Thursday, May 3, 2012

Artistic Suicide Part 1


Artistic suicide is an interesting idea. Destroying one’s own work, work that has cost time and effort to create, and which involves a, perhaps considerable, investment of one’s creative energy, does not come easily to anyone who has created anything. I’m a writer, not a commercially successful one*, and my artistic success is rather questionable, too, but in a sense I make art, and I understand how hard it is to lose your work and see it destroyed. The assumption, then, is that these Italian artists have a good reason for burning their stuff.

I think it’s a fair bet that their main purpose is to attract the attention of the press by dramatically burning things in public. In which case, they have clearly understood how the media works, and if it’s their own work they’re burning, it’s entirely up to them. I think it’s also a fair bet that much of what they have burnt was specially produced for that purpose, but I could be wrong.

There are two things I want to talk about here: one is the cause they claim to defend, the other is the concept of ‘artistic suicide’ itself.

They are trying to draw attention to the fact that two arts centres they consider to be important are under threat. They refer to these as centres of ‘independent’ art. I believe very deeply in freedom, and the freedom to find ways, means and media to express outwardly what your mind conceives within itself is important to the individual, and the result is often important to others. Art is not beautiful in itself, but it can provide beautiful things for the pleasure of others. Art is not uplifting in itself, but it can help others to learn, understand or explain to themselves things about the world that they would otherwise not have noticed. Most people, without art, would have a very limited mental life, being unable to create with their own understanding and imagination what those with a greater creative gift have made for them. In short, art is good.
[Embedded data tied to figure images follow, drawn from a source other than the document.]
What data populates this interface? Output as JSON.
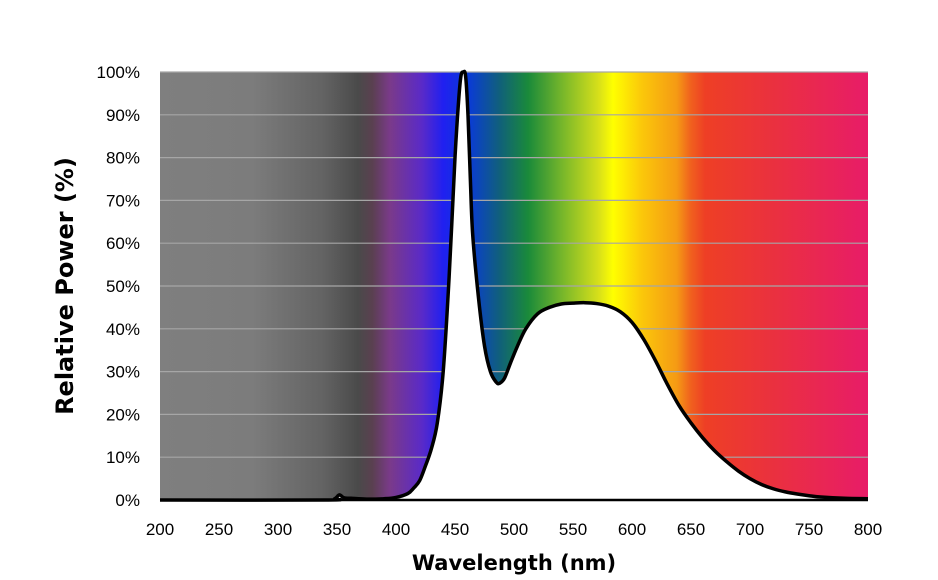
{
  "chart_data": {
    "type": "area",
    "title": "",
    "xlabel": "Wavelength (nm)",
    "ylabel": "Relative Power (%)",
    "xlim": [
      200,
      800
    ],
    "ylim": [
      0,
      100
    ],
    "x_ticks": [
      200,
      250,
      300,
      350,
      400,
      450,
      500,
      550,
      600,
      650,
      700,
      750,
      800
    ],
    "y_ticks": [
      0,
      10,
      20,
      30,
      40,
      50,
      60,
      70,
      80,
      90,
      100
    ],
    "x_tick_labels": [
      "200",
      "250",
      "300",
      "350",
      "400",
      "450",
      "500",
      "550",
      "600",
      "650",
      "700",
      "750",
      "800"
    ],
    "y_tick_labels": [
      "0%",
      "10%",
      "20%",
      "30%",
      "40%",
      "50%",
      "60%",
      "70%",
      "80%",
      "90%",
      "100%"
    ],
    "grid": true,
    "legend": "none",
    "background": "wavelength color spectrum (gray below ~350 nm, violet-blue-green-yellow-orange-red above)",
    "series": [
      {
        "x": [
          200,
          340,
          348,
          352,
          356,
          362,
          375,
          390,
          400,
          410,
          415,
          420,
          425,
          430,
          435,
          440,
          445,
          450,
          453,
          455,
          457,
          459,
          461,
          463,
          465,
          470,
          475,
          480,
          485,
          488,
          492,
          497,
          503,
          510,
          520,
          530,
          540,
          550,
          560,
          570,
          580,
          590,
          600,
          610,
          620,
          630,
          640,
          650,
          660,
          670,
          680,
          690,
          700,
          710,
          720,
          730,
          740,
          750,
          760,
          780,
          800
        ],
        "y": [
          0,
          0,
          0.3,
          1.2,
          0.5,
          0.4,
          0.2,
          0.3,
          0.6,
          1.5,
          2.8,
          4.5,
          8,
          12,
          18,
          30,
          52,
          80,
          93,
          99,
          100,
          99,
          90,
          75,
          62,
          47,
          36,
          30,
          27.5,
          27.3,
          28.5,
          32,
          36,
          40,
          43.5,
          45,
          45.8,
          46,
          46.1,
          45.9,
          45.3,
          44,
          41.5,
          37.5,
          32.5,
          27,
          22,
          18,
          14.5,
          11.5,
          9,
          6.8,
          5,
          3.6,
          2.6,
          1.9,
          1.4,
          1,
          0.7,
          0.4,
          0.3
        ]
      }
    ],
    "line_color": "#000000",
    "fill_color": "#ffffff",
    "gridline_color": "#a6a6a6"
  }
}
It’s also very hard to make a living at. The painting scene around here is very lively, and I know a dozen or so painters whose work is of very high quality. They have all won national or international prizes at some point, exhibited in important galleries, and are generally recognised as being very good at what they do. Only one of them makes his living directly from his work. The rest either teach or have a day job unconnected to art.

If you’re thinking at this point that this is going to be a load of pompous, rent-seeking cobblers, I beg you to bear with me.

Let us explore this concept of ‘independent’ art. The two ‘independent’ arts centres in question are the Tacheles Art House in Berlin, and the Museum of Modern Art in Naples. The Naples museum is publicly funded, and is going to lose some of that funding because the Italian government, like so many others, has run out of its people’s money. In other words, the problem in Naples is that the centre is not independent at all. It is entirely dependent on the tax-payer.

The Tacheles, on the other hand, is a squat. I don’t know if their art is any good, perhaps it is, I imagine some of it probably is, but that isn’t the point here. The owners have been trying to kick them out for twenty years. The squatters complain that they are “threatened by a network of investors, banks, lawyers and politicians who are more interested in making money…” than in providing “places where artists and public can be brought together with art that is aimed at people and not markets.” Of course, when you are being paid by those same politicians you’re now complaining about, or you can simply steal other people’s property to live in, you don’t need to worry much about making money. But the people who have to pay for it all, do. And quite what the important difference is between making art that people want to see and making art that people want to buy, I don’t understand either. All a bit confused.

They want the local government to buy the building and pay them to live and work there. More of that ‘independence’ we’ve been hearing so much about.

In other words, more self-indulgent hippies moaning about not getting enough of other people’s money.

*So I work for a living instead of demanding to be housed and fed at the Prytaneum

4 comments:

Vincent said...

I can understand an artist burning his work in a fit of artistic self-dissatisfaction, but all the rest is bullshit as you indicate; or to be more precise, is due to the corrosive effect of socialism on the brain.

The Hickory Wind said...

Yes, I can imagine destroying something that I am unhappy and frustrated with, not that I'm given to fits of ostentatious despair, but that is not what is happening here. It's just an addiction to other people's money, an addiction so complete that they ar eable to believe they are 'independent' in some mneaningful sense.

James Higham said...

They want the local government to buy the building and pay them to live and work there. More of that ‘independence’ we’ve been hearing so much about.

In other words, more self-indulgent hippies moaning about not getting enough of other people’s money.

I wondered if you would come to that inevitable conclusion.

The Hickory Wind said...

Despite my love of art, and my pretensions to being an artist of sorts, there is no other conclusion I can come to. They are spongers, living off other people who have not agreed to pay them. It's possible their work has value, and that what they do contributes to the lives of those around them, but that is for the taxpayers (and property owners) who are paying to decide, not for the artists themselves to force it on them.